Publié le vendredi 28 août 2026 dans la rubrique Paris
« Ils sont prêts à n’importe quoi pour gratter 1 euro » : quai de Jemmapes à Paris, tension maximale autour du camp de migrants
Le quai de Jemmapes, situé dans le Xe arrondissement de Paris, est devenu un point de tension palpable ces dernières semaines. Des scènes dignes d'un film criminel se déroulent sous les yeux des riverains, où des individus semblent rivaliser pour le contrôle d'un marché illicite. Les habitants décrivent une ambiance chaotique, marquée par la présence inquiétante de dealers et de consommateurs.
Un décor troublant
Sur le trottoir, la scène est surréaliste : une casquette de marque Gucci, des poings américains et des canapés abandonnés forment le décor d'un quotidien tumultueux. Deux hommes, identifiés comme des « chefs de gang », régulent les entrées et les sorties du camp de migrants, imposant des « offrandes » pour toute personne cherchant à s'installer dans leur zone. Martin, un riverain, évoque un climat qui rappelle les intrigues de la série "Les Soprano".

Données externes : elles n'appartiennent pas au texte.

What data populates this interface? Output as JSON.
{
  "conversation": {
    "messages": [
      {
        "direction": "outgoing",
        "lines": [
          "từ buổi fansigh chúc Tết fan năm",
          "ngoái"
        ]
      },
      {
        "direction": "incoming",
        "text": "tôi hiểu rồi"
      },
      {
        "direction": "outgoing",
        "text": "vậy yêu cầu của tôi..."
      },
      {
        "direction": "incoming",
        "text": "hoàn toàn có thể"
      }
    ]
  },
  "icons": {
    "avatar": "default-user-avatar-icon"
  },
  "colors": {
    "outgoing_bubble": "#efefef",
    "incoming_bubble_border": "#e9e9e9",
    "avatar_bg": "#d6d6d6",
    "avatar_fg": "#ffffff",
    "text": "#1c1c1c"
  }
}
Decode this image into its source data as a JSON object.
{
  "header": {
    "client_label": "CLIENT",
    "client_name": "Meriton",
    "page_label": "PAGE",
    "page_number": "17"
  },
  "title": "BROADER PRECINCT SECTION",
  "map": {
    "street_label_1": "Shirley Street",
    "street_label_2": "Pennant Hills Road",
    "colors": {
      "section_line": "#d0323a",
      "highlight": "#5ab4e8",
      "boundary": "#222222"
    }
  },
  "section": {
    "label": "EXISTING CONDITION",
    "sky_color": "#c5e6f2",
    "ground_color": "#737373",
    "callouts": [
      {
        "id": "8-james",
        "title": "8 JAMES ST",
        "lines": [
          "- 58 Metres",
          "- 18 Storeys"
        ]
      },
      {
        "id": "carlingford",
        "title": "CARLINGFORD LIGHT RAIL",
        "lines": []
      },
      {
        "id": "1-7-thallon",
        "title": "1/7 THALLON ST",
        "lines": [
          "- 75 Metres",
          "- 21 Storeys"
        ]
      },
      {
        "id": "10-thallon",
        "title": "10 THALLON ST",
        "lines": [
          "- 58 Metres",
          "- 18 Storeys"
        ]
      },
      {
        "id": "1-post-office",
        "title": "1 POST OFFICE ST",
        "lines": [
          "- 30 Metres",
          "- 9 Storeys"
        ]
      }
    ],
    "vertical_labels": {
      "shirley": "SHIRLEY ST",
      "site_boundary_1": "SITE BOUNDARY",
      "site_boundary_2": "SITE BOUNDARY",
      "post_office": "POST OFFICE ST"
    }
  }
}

Ces « chefs » ne se contentent pas de contrôler l'accès aux tentes ; ils détiennent également un pouvoir de décision qui semble s'étendre à la sécurité du lieu. Les témoins rapportent que ces individus imposent leurs règles, créant une atmosphère de peur et de méfiance parmi les passants.
Une vie quotidienne perturbée
Didier, un habitant du 198, vit cette situation de près. Installé au-dessus de ce point de deal depuis quinze ans, il se dit accablé par cette nouvelle réalité. Les dealers et consommateurs, souvent en état de démence, saccagent le mobilier urbain. Ils errent dans les rues, provoquant des inquiétudes chez les passants. Didier a même filmé plusieurs incidents qui montrent des hommes « comme des zombies », perturbant la tranquillité du quartier.
« Ils sont prêts à n’importe quoi pour gratter 1 euro », confie-t-il, décrivant un désespoir qui pousse certains à des actes extrêmes. Ce constat souligne l'urgence d'une réponse face à une situation qui dépasse le simple cadre d'un point de deal : il s'agit d'une crise humaine qui affecte toute une communauté.
Un appel à l'action
Les riverains expriment un sentiment d'abandon face à cette situation. Ils se sentent souvent impuissants, témoins d'une dégradation qui semble s'aggraver. Les autorités locales sont interpellées, tandis que la tension monte entre les habitants et ceux qui semblent tirer profit du désespoir des plus vulnérables. La question qui se pose alors est celle de la sécurité et du bien-être de tous, dans un quartier qui, hier encore, était synonyme de convivialité et de vie paisible.